UX and eco-design: complementary sustainable approaches
These are very distinct approaches and are generally entrusted to different professions.
Eco-design is no longer just a concern for conservationists but also user experience (UX) designers. The two approaches seem distinct at first sight, but they share the same vision: creating durable and satisfying products for users. Therefore, combining these two complementary approaches in a project design or redesign of a digital service is relevant.
Main differences between UX design and eco-design
In addition to its interface (the only one visible to the user), a digital service encompasses a complete value chain, from the back office to the various contact points (touch points), representing the moments of interaction between an end-user and a brand. A set that must be considered in connection with the user experience and eco-design.
Concretely, the work on the user experience (UX) aims to design products capable of meeting users' needs and expectations, aiming to develop products and services that are easy to use, pleasant, and effective. This UX approach, sometimes restricted to graphics and the visual rendering of interfaces, has a much broader field of action and thus encompasses web ergonomics and usability, digital accessibility, and many other aspects. While UX optimization is a mature concept, it continues to evolve with new user habits, and its results remain motivating: a well-designed UX can increase team productivity by 20 to 50%. The same observation is seen in e-commerce, with a probability of making purchases multiplied by 3.5 on a well-designed site and expenses down 22% in the opposite case.
On the other hand, eco-design means considering the environmental impacts of the production and use of products throughout their lifecycle. The objective is to minimize these impacts by using sustainable materials, limiting the production of waste, or improving the energy efficiency of products and services. In digital, the approach is more recent than questions related to UX. Still, it is gradually (and even rapidly) gaining its place in the challenges of creating or redesigning products and services.
In either case, these two approaches have in common that taking them into account from the project scoping phase is essential to maximize the benefits - late involvement would considerably reduce these benefits. Therefore, having a holistic view of all the products is necessary because working in projection is always more efficient and less expensive: correcting a development problem would cost 10 times more than resolving it in the development phase.
and common benefits
Without being diametrically opposed, the issues of UX and eco-design are quite distinct. However, it is surprising to note that their respective benefits converge spontaneously. For example, eco-design efforts will often improve the user experience (UX): simple interfaces are thus less resource-consuming, faster to load, and easier to use.

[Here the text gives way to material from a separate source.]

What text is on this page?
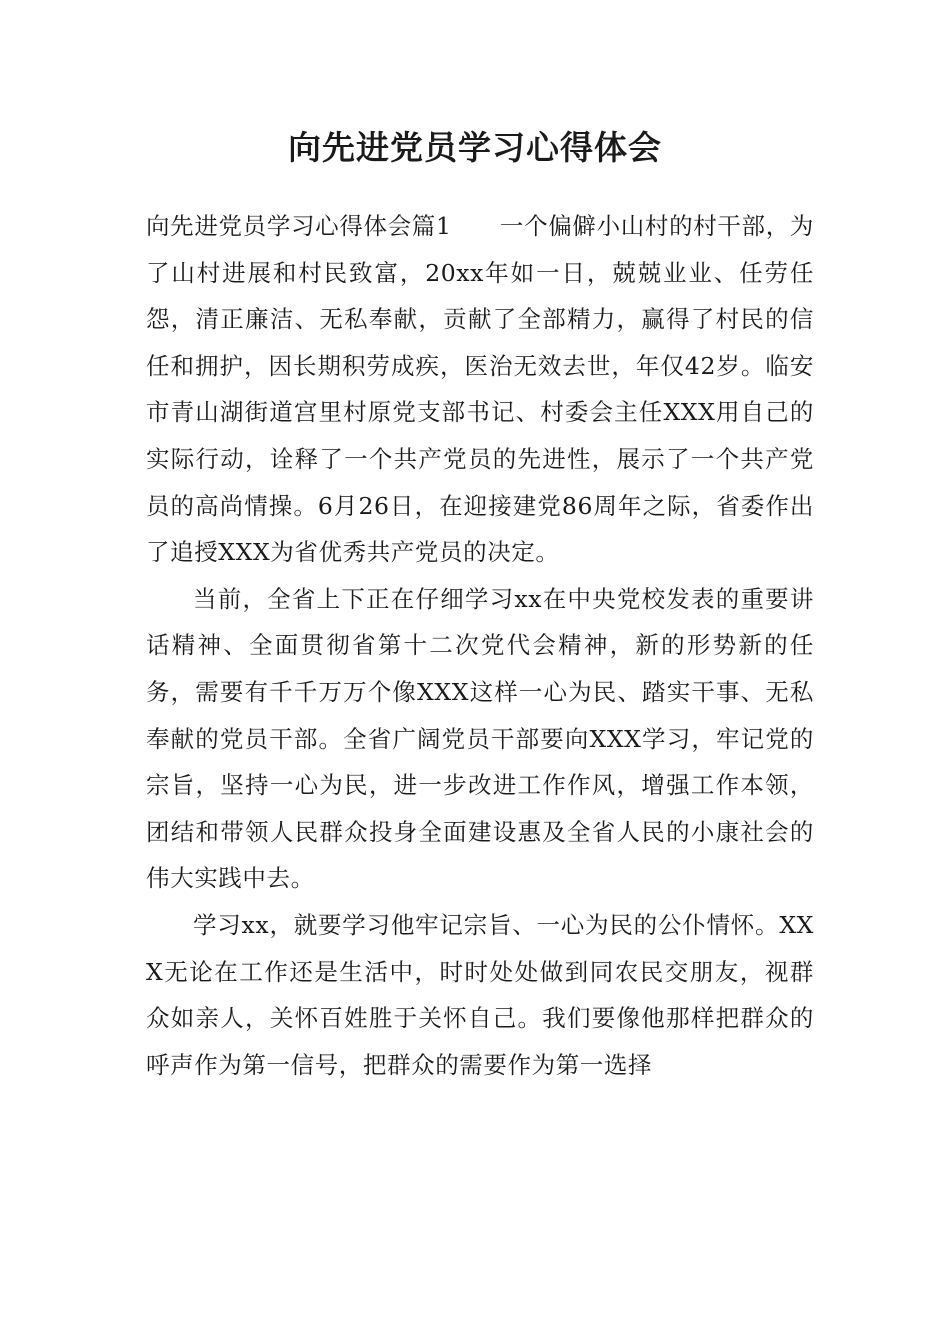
向先进党员学习心得体会

向先进党员学习心得体会篇1　　一个偏僻小山村的村干部，为了山村进展和村民致富，20xx年如一日，兢兢业业、任劳任怨，清正廉洁、无私奉献，贡献了全部精力，赢得了村民的信任和拥护，因长期积劳成疾，医治无效去世，年仅42岁。临安市青山湖街道宫里村原党支部书记、村委会主任XXX用自己的实际行动，诠释了一个共产党员的先进性，展示了一个共产党员的高尚情操。6月26日，在迎接建党86周年之际，省委作出了追授XXX为省优秀共产党员的决定。

当前，全省上下正在仔细学习xx在中央党校发表的重要讲话精神、全面贯彻省第十二次党代会精神，新的形势新的任务，需要有千千万万个像XXX这样一心为民、踏实干事、无私奉献的党员干部。全省广阔党员干部要向XXX学习，牢记党的宗旨，坚持一心为民，进一步改进工作作风，增强工作本领，团结和带领人民群众投身全面建设惠及全省人民的小康社会的伟大实践中去。

学习xx，就要学习他牢记宗旨、一心为民的公仆情怀。XXX无论在工作还是生活中，时时处处做到同农民交朋友，视群众如亲人，关怀百姓胜于关怀自己。我们要像他那样把群众的呼声作为第一信号，把群众的需要作为第一选择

This matches/fits user expectations: 53% of mobile visits are abandoned if loading a page takes more than 3 seconds.
Similarly, a product designed to be durable and respectful of the environment will be better received by users, who are increasingly sensitive to these issues. Their experience will also be improved with a product with an extended lifespan, giving its producer a reputation for quality and better loyalty from its customers.

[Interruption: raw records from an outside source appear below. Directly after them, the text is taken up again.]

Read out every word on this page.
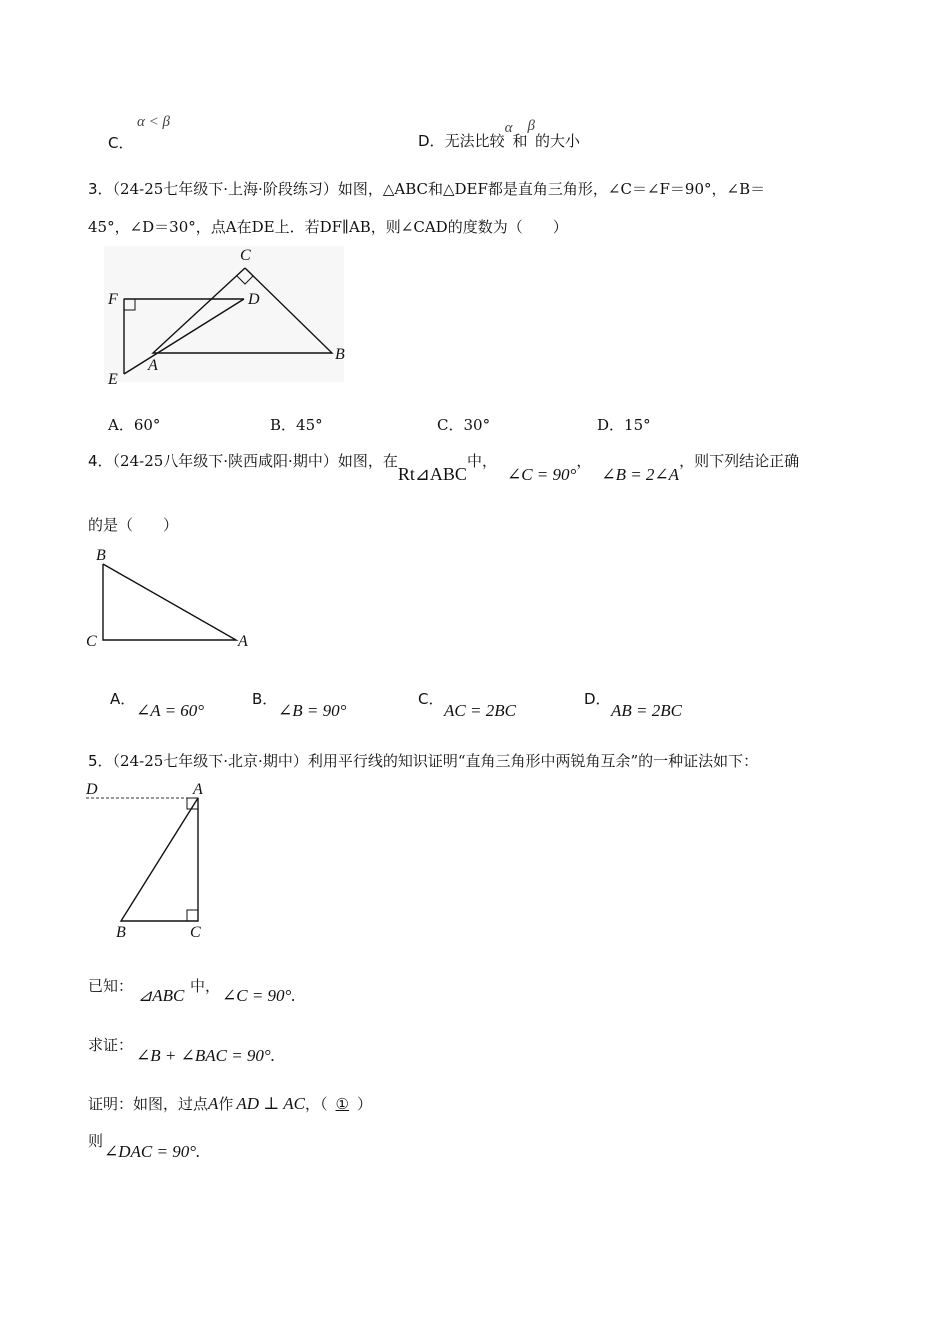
C．
α < β
D．无法比较α和β的大小
3．（24-25七年级下·上海·阶段练习）如图，△ABC和△DEF都是直角三角形，∠C＝∠F＝90°，∠B＝
45°，∠D＝30°，点A在DE上．若DF∥AB，则∠CAD的度数为（　　）
C
F	D
A
B
E
A．60°	B．45°	C．30°	D．15°
4．（24-25八年级下·陕西咸阳·期中）如图，在Rt⊿ABC中，∠C = 90°，∠B = 2∠A，则下列结论正确
的是（　　）
B
C	A
A．
∠A = 60°
B．
∠B = 90°
C．
AC = 2BC
D．
AB = 2BC
5．（24-25七年级下·北京·期中）利用平行线的知识证明“直角三角形中两锐角互余”的一种证法如下：
D	A
B	C
已知： ⊿ABC 中， ∠C = 90°.
求证：
∠B + ∠BAC = 90°.
证明：如图，过点A作 AD ⊥ AC，（ ① ）
则
∠DAC = 90°.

The benefits are also financial for a digital product or service publisher. According to ADEME, eco-design makes it possible to reduce production costs by up to 20% and even to increase its competitiveness turnover by 7 to 18% while improving its profitability.
Create a positive relationship between UX Design and eco-design
Closely linked, UX Design and eco-design can also be found in the reference system published by the Responsible Digital Institute (GR491), which is at the origin of the General Reference System for the Eco-design of Digital Services (RGESN) published at the end of 2022, one of the sections of which is specifically titled “UI/UX”.

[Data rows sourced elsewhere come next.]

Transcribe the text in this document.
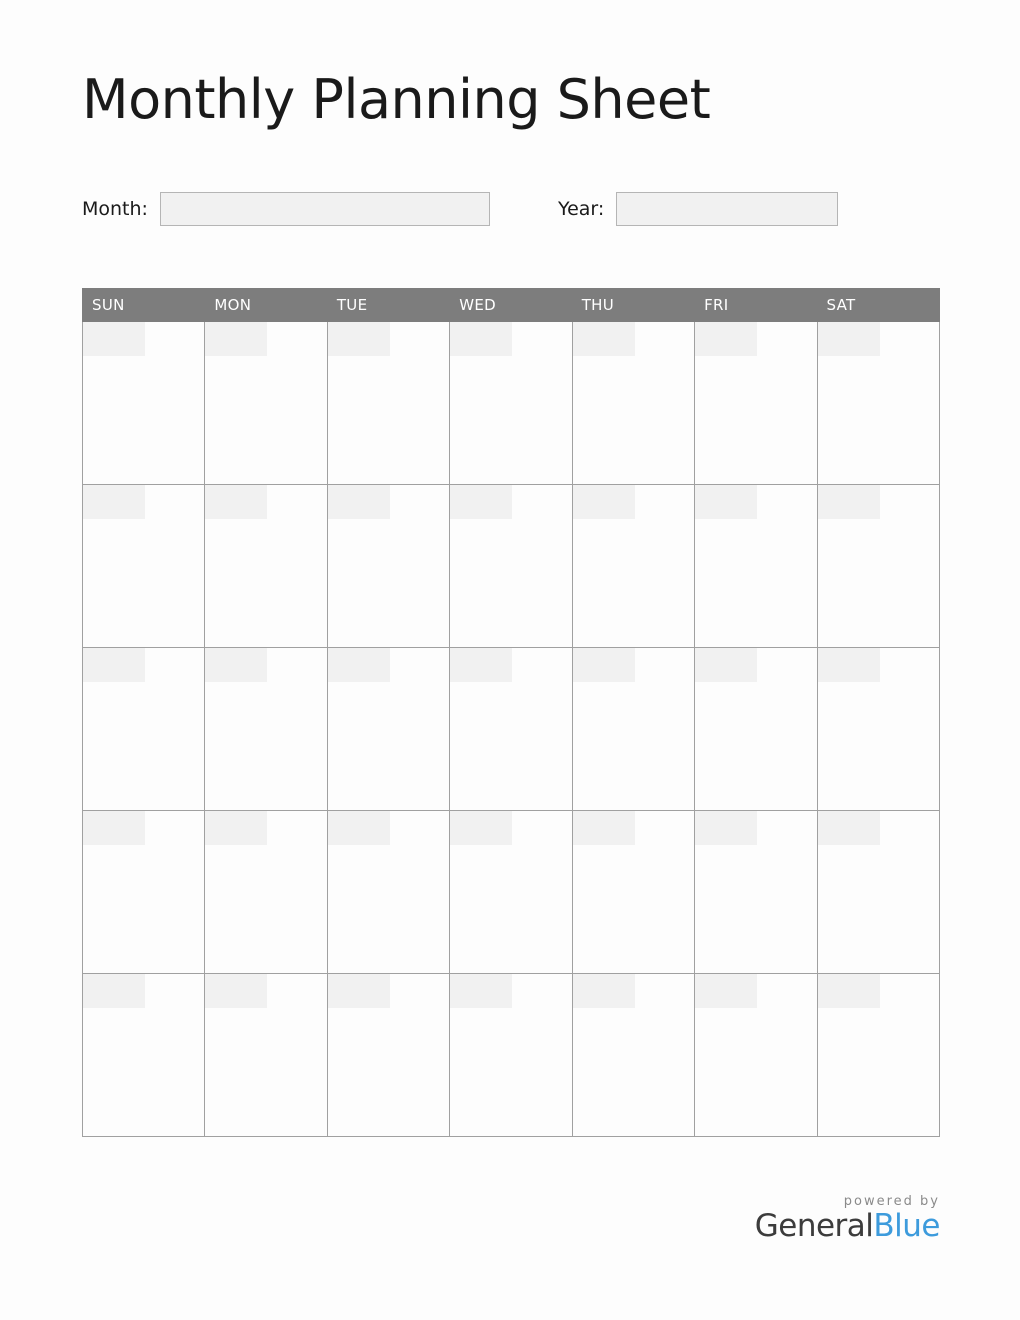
Monthly Planning Sheet
Month:	Year:
SUN	MON	TUE	WED	THU	FRI	SAT

powered by
GeneralBlue
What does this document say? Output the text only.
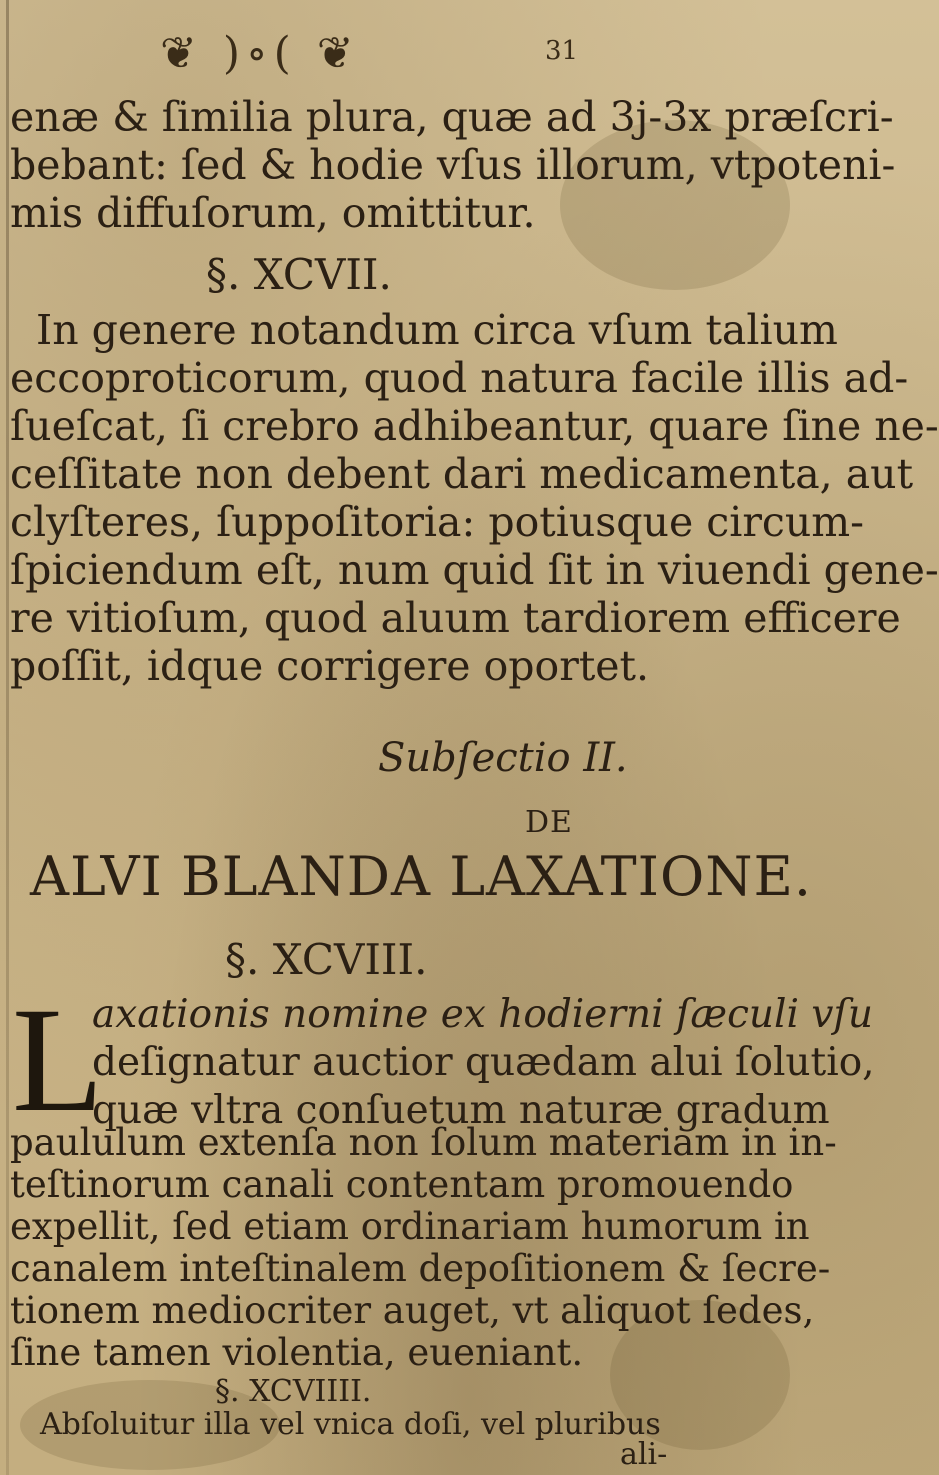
❦ )∘( ❦	31
enæ & ſimilia plura, quæ ad 3j-3x præſcri-
bebant: ſed & hodie vſus illorum, vtpoteni-
mis diffuſorum, omittitur.
§. XCVII.
In genere notandum circa vſum talium
eccoproticorum, quod natura facile illis ad-
ſueſcat, ſi crebro adhibeantur, quare ſine ne-
ceſſitate non debent dari medicamenta, aut
clyſteres, ſuppoſitoria: potiusque circum-
ſpiciendum eſt, num quid ſit in viuendi gene-
re vitioſum, quod aluum tardiorem efficere
poſſit, idque corrigere oportet.
Subſectio II.
DE
ALVI BLANDA LAXATIONE.
§. XCVIII.
L
axationis nomine ex hodierni ſæculi vſu
deſignatur auctior quædam alui ſolutio,
quæ vltra conſuetum naturæ gradum
paululum extenſa non ſolum materiam in in-
teſtinorum canali contentam promouendo
expellit, ſed etiam ordinariam humorum in
canalem inteſtinalem depoſitionem & ſecre-
tionem mediocriter auget, vt aliquot ſedes,
ſine tamen violentia, eueniant.
§. XCVIIII.
Abſoluitur illa vel vnica doſi, vel pluribus
ali-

In detail, some good practices specific to eco-design are, in fact, clearly oriented towards the user experience: removing non-essential functionalities, precisely quantifying needs, or even removing unused functionalities (for later versions). All these previous points will improve the quality of a digital product and contribute to the principles of responsible digital while improving the user experience.
Faced with such convergences, it is now a question of bringing together the teams in charge of UX design on the one hand and eco-design on the other, which are both in search of transversality. The design community often asks to work on eco-design because it gives even more meaning to the projects carried out. By working hand in hand, they will only be more effective. UX Design and eco-design are two areas that can complement each other to create more sustainable and responsible products to meet user needs. Therefore, it is essential to consider these two aspects when designing products, applications, or websites.